Dustin Hoffman explains the nature of book writing beautifully in Stranger Than Fiction, one of my favorite movies. In the flick, he tells Will Ferrell the difference between a comedy and a tragedy: "Tragedy you die, comedy you get hitched." It's a pretty simple explanation, some might say trite, but it's also true. Every fiction book falls somewhere inside the comedy-tragedy spectrum. Sometimes, it's easy to tell which kind of book you're reading. Really clever writers keep you guessing until the very end. But when you're writing, you have to know which direction you're pursuing...because if you don't, no one else will be able to figure it out, either. 

  • Comedy


Comedies are funny, and generally they have relatively happy endings. There's a common misconception that comedy stories can't be serious. This is absolutely false. In fact, it's a great idea to blend humor into your dramatic scenes, because that makes them a whole lot easier for readers to take. When a book is too dramatic and too heavy, it's going to turn readers off. Life is already dramatic and heavy, so don't be afraid to lighten up a little when you're writing. People read to escape their reality. Don't make the world they're escaping into one sad, heavy event after the next. Some writers add specific, funny characters into their stories to lighten up the mood and provide some much-needed laugh lines. This is a device known as comic relief. Comedy always has a place in any story.

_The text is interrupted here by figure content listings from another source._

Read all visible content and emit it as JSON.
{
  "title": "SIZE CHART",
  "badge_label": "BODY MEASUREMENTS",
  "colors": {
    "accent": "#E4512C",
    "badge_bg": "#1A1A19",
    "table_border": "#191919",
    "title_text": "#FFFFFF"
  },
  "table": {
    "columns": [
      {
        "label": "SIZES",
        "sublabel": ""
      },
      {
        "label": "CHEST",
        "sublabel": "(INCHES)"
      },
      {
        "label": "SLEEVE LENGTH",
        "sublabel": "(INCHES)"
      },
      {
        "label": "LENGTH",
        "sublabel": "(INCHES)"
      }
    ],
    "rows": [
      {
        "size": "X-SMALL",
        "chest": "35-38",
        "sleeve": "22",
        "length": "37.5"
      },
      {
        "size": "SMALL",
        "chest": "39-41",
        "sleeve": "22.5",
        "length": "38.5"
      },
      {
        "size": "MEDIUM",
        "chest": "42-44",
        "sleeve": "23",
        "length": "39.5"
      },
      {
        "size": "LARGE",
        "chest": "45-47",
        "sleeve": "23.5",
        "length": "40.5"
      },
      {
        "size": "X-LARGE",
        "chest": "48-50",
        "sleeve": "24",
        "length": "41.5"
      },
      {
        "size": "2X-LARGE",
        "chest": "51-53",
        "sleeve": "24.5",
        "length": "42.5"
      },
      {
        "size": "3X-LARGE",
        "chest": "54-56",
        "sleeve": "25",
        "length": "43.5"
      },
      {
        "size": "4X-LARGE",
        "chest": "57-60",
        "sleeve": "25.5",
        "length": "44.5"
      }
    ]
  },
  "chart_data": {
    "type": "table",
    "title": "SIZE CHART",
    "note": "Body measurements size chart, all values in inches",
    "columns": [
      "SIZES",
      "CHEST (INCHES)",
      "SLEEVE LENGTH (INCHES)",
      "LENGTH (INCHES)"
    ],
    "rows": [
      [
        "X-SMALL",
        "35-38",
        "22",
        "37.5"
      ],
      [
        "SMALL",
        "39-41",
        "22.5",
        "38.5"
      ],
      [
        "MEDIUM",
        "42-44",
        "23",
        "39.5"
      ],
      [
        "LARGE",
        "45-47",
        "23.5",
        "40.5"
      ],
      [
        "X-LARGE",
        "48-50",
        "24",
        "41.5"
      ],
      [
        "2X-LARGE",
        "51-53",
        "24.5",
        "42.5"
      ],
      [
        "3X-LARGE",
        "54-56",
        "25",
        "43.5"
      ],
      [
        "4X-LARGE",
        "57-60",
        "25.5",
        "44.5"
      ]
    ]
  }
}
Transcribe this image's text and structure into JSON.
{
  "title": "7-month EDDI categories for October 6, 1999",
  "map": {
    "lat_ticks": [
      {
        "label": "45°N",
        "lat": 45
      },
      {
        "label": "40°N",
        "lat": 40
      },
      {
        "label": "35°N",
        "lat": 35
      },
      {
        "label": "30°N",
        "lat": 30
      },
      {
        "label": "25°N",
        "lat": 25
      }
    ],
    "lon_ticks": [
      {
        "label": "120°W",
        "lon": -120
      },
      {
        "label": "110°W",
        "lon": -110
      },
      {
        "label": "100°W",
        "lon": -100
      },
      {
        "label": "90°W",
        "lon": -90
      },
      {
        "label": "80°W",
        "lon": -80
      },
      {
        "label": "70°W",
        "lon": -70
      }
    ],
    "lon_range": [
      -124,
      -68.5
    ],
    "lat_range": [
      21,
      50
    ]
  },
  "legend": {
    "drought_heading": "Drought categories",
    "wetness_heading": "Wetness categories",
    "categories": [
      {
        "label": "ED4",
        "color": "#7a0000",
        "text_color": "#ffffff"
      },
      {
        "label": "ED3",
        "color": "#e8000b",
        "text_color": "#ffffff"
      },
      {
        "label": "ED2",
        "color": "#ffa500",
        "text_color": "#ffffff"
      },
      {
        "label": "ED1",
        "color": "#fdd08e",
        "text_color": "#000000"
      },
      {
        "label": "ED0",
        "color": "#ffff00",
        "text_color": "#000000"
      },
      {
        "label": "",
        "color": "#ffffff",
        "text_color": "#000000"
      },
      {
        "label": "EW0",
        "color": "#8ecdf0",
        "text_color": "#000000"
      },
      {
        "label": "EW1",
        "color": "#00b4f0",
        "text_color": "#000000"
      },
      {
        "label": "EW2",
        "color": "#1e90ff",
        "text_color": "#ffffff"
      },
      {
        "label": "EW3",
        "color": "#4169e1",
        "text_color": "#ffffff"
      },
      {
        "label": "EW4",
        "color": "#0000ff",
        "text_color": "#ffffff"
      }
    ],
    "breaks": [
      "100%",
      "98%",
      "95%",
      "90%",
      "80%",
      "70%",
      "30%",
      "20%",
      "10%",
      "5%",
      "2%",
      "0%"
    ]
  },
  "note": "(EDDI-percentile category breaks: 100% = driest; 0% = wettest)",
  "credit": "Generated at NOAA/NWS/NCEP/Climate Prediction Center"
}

But if you're writing a story that can be identified as a comedy, your main character has to overcome their greatest obstacle and/or defeat their foe (the antagonist, or villain, of the story). In almost all cases, the main character is alive at the end of the comedy and the reader has a general sense that their life is going to work out okay. Some writers craft beautiful, tear-soaked tragedies, only to flip the audience on their heads at the end of the book and resolve the whole thing with a blissfully happy ending where the main character is alive and well. It can be an effective writing device, but it can also be a bit of a slap in the face to the reader. So if you're going to write a happy comedy ending, make sure it makes sense. The ending must fit the rest of the book, and shouldn't necessarily come too abruptly. It's also important to note that the hero, or protagonist, of any comedy story is likeable. The most well-known type of literary comedy is probably the romantic comedy, in which a couple comes together after several funny obstacles are put in their way.

Literary comedy examples: A Midsummer Night's Dream, Twelfth Night, Bridget Jones's Diary, Freaky Friday

  • Tragedy

Tragedies go for tears, not laughter. In a tragedy, people are going to die. In many cases, the main character is going to die at the end of the book. Tragedies contain a lot of drama, and more than one very sad and heart-wrenching scene. Every good book contains some tragedy within it, and it's okay to add a little sadness even into a very funny comedy. It's never  easy to make your reading audience laugh or cry, and the secret is to find a good balance. Don't just hit them constantly with sadness, but also don't lighten your tragedy with too much humor that might take away from the seriousness of the book. 

In a tragedy, the villain of the book doesn't necessarily have to win. Many great tragedies have been written where the hero wins but still dies. In many tragic endings, however, the book ends quite sadly. Goodness, love, chivalry -- these things have not prevailed. One of the most famous, and well-known, examples of literary tragedy is Romeo and Juliet. Other examples include Bridge to Terabithia and The Shipping News. At the end of a tragedy, your readers ought to be in tears. 

Comedy and Tragedy, Redux

The greatest stories blend elements of comedy and tragedy together in the same book, allowing readers to experience a full gamut of emotion. When it's done well, it becomes a wonderful adventure of hope, sadness, laughter and loss. When it's done badly, it becomes a roller-coaster ride that jerks readers back and forth, excruciatingly so. Pay attention to how you're feeling when you're reading your work, and how much your feeling, and how many times your feelings are changing. You want to keep your audience engaged and involved...but you don't want to jerk them around.